Der deutsche Turnerbund baut zur Zeit am Frankfurter Olympiastützpunkt in der Otto-Fleck-Schneise eine neue Akademie. Hier sollen zukünftig alle Räumlichkeiten für die Verwaltung des Verbandes unterkommen. Jetzt befinden sich diese Räume noch im "Haus der Athleten", der Heimat vieler Internatsschüler und Kadersportler.

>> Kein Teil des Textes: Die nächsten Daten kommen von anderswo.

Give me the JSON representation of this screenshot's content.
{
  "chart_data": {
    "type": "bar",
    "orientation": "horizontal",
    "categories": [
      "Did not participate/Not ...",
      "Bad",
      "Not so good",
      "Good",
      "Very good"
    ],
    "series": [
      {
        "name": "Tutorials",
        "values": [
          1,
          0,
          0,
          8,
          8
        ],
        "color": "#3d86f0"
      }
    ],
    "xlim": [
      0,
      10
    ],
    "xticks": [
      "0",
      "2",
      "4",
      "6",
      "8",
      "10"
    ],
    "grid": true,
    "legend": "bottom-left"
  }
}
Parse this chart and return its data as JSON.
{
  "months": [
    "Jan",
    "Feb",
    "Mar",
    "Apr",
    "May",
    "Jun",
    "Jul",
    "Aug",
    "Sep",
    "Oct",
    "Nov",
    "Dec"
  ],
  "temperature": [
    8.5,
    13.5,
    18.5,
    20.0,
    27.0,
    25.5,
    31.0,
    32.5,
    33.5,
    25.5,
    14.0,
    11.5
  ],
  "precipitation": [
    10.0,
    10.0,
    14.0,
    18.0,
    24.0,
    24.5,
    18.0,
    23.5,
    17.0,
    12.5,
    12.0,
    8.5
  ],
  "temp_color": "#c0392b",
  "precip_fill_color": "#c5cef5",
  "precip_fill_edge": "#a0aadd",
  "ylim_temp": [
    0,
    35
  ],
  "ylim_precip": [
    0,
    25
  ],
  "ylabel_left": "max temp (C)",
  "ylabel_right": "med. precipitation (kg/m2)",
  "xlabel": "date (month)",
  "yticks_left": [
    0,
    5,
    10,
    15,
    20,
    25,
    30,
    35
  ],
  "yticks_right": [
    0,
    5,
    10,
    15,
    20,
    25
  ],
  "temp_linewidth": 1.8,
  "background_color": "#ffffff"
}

Durch den Wegzug der Verwaltung wird dieses Stockwerk frei. "Wir wollen etwas bewegen", sagt Arndt und verkündet, dass das Haus der Athleten von 34 auf 50 bis 55 Plätze erweitert wird.

Die Finanzierung ist gesichert. Das Haus der Athleten wird im selben Zug saniert und modernisiert. Die Plätze werden an einzelne Sportler vergeben. Zusätzlich wird seit mehr als zehn Jahren versucht, ein Internat für Mannschaftssportarten aufzubauen. Doch die Aussichten dafür sind nach wie vor nicht rosig. "Die Trainingsmöglichkeiten sind in der Otto-Fleck-Schneise einfach nicht gegeben", sagt Werner Schäfer, der Leiter des Olympiastützpunktes Hessen. "Mittelfristig soll an der Carl-von-Weinberg-Schule ein solches Internat gebaut werden. Die zukünftige Drei-Felder-Halle bietet die Trainingsmöglichkeiten", so Arndt.